Generally, the state of increased SI in dACLD is closely associated with the gut–liver axis,7 as signal molecules derived from the gut, as well as pathogen-associated molecular patterns and damage-associated molecular patterns reach the liver via the portal venous blood stream.28 Consecutively, there is a shift in the balance of pro-inflammatory and anti-inflammatory cytokines in patients with ACLD,29 which results in the development of a pro-inflammatory phenotype in patients with dACLD, which is characterized by immune cell activation and pro-inflammatory mediators such as CRP and inflammatory cytokines such as IL-6.30,31 Accompanied by immunological changes, subsumed by the term cirrhosis-associated immune dysfunction,32 this eventually leads to the development of clinical complications including bacterial infections, ACLF and eventually liver-related death.33
As bacterial translocation, a central factor for the development of progressive SI in patients with dACLD, is closely tied to PH,9 TIPS implantation may be an effective treatment by reducing PPG and thereby also improving bacterial translocation. LBP is an important endotoxin-binding protein in humans34 and is well-established as a marker for bacterial translocation in ACLD.35 Indeed, our study demonstrates markedly lower levels of LBP throughout M9 after TIPS implantation. Importantly, LBP was decreased in 77.4% of patients in the Vienna cohort at M3, indicating an early improvement of bacterial translocation in the majority of patients following TIPS implantation. Thus, the decrease of portal pressure may be a key factor for the reduction of SI and bacterial translocation after TIPS implantation, which is supported by the finding that ΔIL-6 correlated significantly with ΔLBP. Interestingly, changes in PPG after TIPS implantation were not linked to ΔIL-6 or ΔLBP. Because of the exploratory design of our study, the reason for this cannot be inferred from our data and further research is required to fully elucidate the relationship between dynamics of PH and parameters of SI and bacterial translocation after TIPS implantation.

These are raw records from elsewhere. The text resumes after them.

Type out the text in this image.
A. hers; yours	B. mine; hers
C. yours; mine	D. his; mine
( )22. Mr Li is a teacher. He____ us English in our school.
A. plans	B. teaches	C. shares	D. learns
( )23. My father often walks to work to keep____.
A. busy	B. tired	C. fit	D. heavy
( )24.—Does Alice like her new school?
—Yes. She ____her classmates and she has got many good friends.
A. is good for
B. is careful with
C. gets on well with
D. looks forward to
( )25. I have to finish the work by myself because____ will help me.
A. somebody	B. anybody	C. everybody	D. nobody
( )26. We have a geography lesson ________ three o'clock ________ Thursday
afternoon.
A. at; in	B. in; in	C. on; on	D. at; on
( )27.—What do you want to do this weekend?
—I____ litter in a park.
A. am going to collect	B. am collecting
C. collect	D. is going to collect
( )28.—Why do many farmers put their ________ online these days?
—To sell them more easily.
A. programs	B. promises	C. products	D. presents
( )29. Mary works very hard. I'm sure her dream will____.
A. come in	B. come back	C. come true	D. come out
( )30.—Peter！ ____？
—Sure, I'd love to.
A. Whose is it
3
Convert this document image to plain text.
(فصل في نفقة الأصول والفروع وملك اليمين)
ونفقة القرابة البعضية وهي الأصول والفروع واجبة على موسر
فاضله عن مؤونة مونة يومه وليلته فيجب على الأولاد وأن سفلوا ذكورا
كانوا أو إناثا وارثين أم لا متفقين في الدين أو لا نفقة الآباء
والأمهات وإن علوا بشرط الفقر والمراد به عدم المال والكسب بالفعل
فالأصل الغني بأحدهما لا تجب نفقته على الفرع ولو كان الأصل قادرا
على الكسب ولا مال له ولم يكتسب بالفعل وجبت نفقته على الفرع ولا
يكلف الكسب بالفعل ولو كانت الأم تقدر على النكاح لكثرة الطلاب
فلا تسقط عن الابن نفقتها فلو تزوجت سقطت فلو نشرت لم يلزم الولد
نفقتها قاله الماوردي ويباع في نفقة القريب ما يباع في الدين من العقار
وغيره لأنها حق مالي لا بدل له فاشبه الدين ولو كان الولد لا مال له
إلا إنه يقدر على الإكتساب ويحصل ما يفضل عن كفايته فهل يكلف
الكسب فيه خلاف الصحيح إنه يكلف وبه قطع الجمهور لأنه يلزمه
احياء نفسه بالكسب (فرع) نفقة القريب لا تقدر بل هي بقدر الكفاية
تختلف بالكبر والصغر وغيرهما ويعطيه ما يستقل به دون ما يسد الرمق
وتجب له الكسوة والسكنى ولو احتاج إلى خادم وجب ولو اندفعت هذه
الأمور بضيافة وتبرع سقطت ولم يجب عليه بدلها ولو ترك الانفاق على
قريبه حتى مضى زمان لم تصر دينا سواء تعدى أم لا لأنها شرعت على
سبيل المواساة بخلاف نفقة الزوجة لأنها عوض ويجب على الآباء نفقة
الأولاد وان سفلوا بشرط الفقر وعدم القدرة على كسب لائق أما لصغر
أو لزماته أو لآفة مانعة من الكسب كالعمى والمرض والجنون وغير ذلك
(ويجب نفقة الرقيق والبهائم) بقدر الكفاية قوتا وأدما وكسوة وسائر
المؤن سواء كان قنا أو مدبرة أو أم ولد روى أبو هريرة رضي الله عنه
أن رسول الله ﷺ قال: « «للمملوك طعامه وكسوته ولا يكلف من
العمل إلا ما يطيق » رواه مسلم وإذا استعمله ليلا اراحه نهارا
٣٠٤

Furthermore, we observed a significant and sustained decrease of key inflammatory parameters including IL-6 and CRP in most patients included in this study after TIPS implantation. Although several studies have reported that increased levels of inflammatory parameters at the time of TIPS implantation are associated with detrimental outcomes,19,20 the dynamics of these inflammatory parameters with reduction following TIPS implantation represent an important novel finding. Indeed, it has been described that TIPS implantation is beneficial in patients with (lower grade) ACLF, reducing mortality in this patient group.36 Our study adds novel mechanistic insights for this association, as it demonstrates that by reducing levels of SI, TIPS implantation prevents ACLF and liver-related death in patients with dACLD who undergo elective TIPS implantation. As a consequence, TIPS implantation may be seen viewed as a therapeutic approach that alters the natural history in patients with dACLD,2 as it attenuates bacterial translocation and ameliorates SI as two key drivers of liver disease progression. Importantly, our study demonstrates that any decrease of IL-6 3 months after TIPS implantation is associated with significantly improved outcomes in terms of ACLF and liver-related death, proposing an easy-to-use and intuitive cutoff of a parameter that is readily available in clinical practice. Patients who do not exhibit decreased IL-6 levels 3 months after TIPS implantation represent a cohort at continued risk for liver-related clinical outcomes who should be followed-up closely.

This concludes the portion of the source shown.